В любом случае, что касалось французского правительства – и мне кажется, сэр Невилл Гендерсон использовал похожие слова позднее на приеме у фюрера – фюрера заверили в том, что британцы, также как и французы, намеревались способствовать решению судетского вопроса в соответствии с позицией Германии.

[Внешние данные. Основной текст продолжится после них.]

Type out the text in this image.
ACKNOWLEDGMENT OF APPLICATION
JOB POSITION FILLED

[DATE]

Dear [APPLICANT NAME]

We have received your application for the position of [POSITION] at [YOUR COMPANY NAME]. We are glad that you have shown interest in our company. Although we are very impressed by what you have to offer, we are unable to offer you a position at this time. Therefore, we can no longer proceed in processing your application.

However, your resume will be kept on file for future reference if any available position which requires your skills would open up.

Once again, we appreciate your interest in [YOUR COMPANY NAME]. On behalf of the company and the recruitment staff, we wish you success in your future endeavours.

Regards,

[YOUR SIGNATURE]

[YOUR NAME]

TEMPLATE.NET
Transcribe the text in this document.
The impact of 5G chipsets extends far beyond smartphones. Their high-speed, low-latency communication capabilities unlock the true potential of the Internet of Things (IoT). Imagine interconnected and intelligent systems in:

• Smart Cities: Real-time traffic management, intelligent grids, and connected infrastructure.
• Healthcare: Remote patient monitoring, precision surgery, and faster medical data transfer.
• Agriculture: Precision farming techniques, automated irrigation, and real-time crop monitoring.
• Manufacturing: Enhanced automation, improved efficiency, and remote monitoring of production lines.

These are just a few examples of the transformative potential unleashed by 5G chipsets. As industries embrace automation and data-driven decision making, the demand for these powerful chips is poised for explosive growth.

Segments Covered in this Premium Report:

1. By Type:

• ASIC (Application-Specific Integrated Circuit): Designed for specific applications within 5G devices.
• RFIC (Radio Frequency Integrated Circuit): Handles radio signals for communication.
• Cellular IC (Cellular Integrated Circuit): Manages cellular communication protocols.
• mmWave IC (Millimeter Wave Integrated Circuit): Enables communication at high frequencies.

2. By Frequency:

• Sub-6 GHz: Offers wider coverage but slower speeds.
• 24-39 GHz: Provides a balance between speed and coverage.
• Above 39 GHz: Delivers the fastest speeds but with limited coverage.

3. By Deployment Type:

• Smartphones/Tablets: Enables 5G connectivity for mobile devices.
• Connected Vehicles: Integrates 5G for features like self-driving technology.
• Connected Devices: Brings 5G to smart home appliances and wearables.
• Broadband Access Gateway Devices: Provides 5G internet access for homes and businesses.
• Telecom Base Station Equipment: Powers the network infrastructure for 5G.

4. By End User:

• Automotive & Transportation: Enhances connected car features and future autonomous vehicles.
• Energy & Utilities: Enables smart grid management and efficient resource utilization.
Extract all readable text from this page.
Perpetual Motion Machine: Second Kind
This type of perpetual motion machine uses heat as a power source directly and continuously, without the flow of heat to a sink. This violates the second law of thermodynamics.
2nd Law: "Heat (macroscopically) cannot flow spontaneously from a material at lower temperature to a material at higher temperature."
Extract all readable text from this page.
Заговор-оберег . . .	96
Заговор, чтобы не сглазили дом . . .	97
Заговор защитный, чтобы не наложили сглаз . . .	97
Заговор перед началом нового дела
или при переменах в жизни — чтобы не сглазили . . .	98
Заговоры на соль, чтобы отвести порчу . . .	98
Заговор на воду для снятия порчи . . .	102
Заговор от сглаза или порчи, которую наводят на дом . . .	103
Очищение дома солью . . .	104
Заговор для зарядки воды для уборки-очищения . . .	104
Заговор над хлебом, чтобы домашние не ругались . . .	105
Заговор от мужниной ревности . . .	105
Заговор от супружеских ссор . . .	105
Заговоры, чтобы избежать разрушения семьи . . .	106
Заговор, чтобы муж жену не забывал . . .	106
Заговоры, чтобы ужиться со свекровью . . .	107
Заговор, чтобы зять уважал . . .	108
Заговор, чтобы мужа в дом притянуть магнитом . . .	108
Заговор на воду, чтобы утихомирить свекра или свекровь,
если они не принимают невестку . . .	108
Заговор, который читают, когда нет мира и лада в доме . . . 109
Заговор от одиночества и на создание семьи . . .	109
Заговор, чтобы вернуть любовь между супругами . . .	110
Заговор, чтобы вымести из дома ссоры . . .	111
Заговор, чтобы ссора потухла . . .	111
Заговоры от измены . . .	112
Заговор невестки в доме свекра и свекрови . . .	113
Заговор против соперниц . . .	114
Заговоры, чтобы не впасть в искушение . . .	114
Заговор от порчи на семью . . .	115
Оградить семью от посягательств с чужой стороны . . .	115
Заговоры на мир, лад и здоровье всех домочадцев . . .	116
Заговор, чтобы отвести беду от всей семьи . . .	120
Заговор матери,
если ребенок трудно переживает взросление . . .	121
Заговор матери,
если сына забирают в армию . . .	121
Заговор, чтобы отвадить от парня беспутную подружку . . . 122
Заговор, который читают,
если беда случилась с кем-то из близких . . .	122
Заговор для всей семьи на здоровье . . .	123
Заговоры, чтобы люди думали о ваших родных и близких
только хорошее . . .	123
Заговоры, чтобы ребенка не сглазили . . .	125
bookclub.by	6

Затем настала Мюнхенская конференция. Я понял, что мне не нужно вдаваться в её детали; я хочу только кратко описать её результаты. Фюрер с помощью карты объяснил государственным деятелям, необходимость, как он её понимал, аннексии конкретной части Судетов Германским Рейхом для достижения полного удовлетворения. Возникла дискуссия; Муссолини, итальянский глава правительства, в целом согласился с идеями Гитлера. Английский премьер–министр сначала делал определённые оговорки и также отмечал, что вероятно можно будет обсудить подробности с чехами, с Прагой. Даладье, французский министр, сказал, насколько помню, что он думает, что поскольку проблема уже затронута, четыре великие державы могут принять решение здесь и сейчас. В конце это мнение разделили все четыре государственных деятеля; в результате было подготовлено Мюнхенское соглашение предусматривающее, что Судеты должны быть аннексированы Германией, как было намечено на картах, имевшихся на руках. Фюрер был очень доволен и рад этому решению и в отношении остальных версий об этом деле, о которых я слышал на процессе, я хочу ещё раз подчеркнуть, что я также был рад. Все мы были чрезвычайно рады той форме, в которой был разрешен вопрос.
Председатель: Мы прервемся до десяти минут третьего.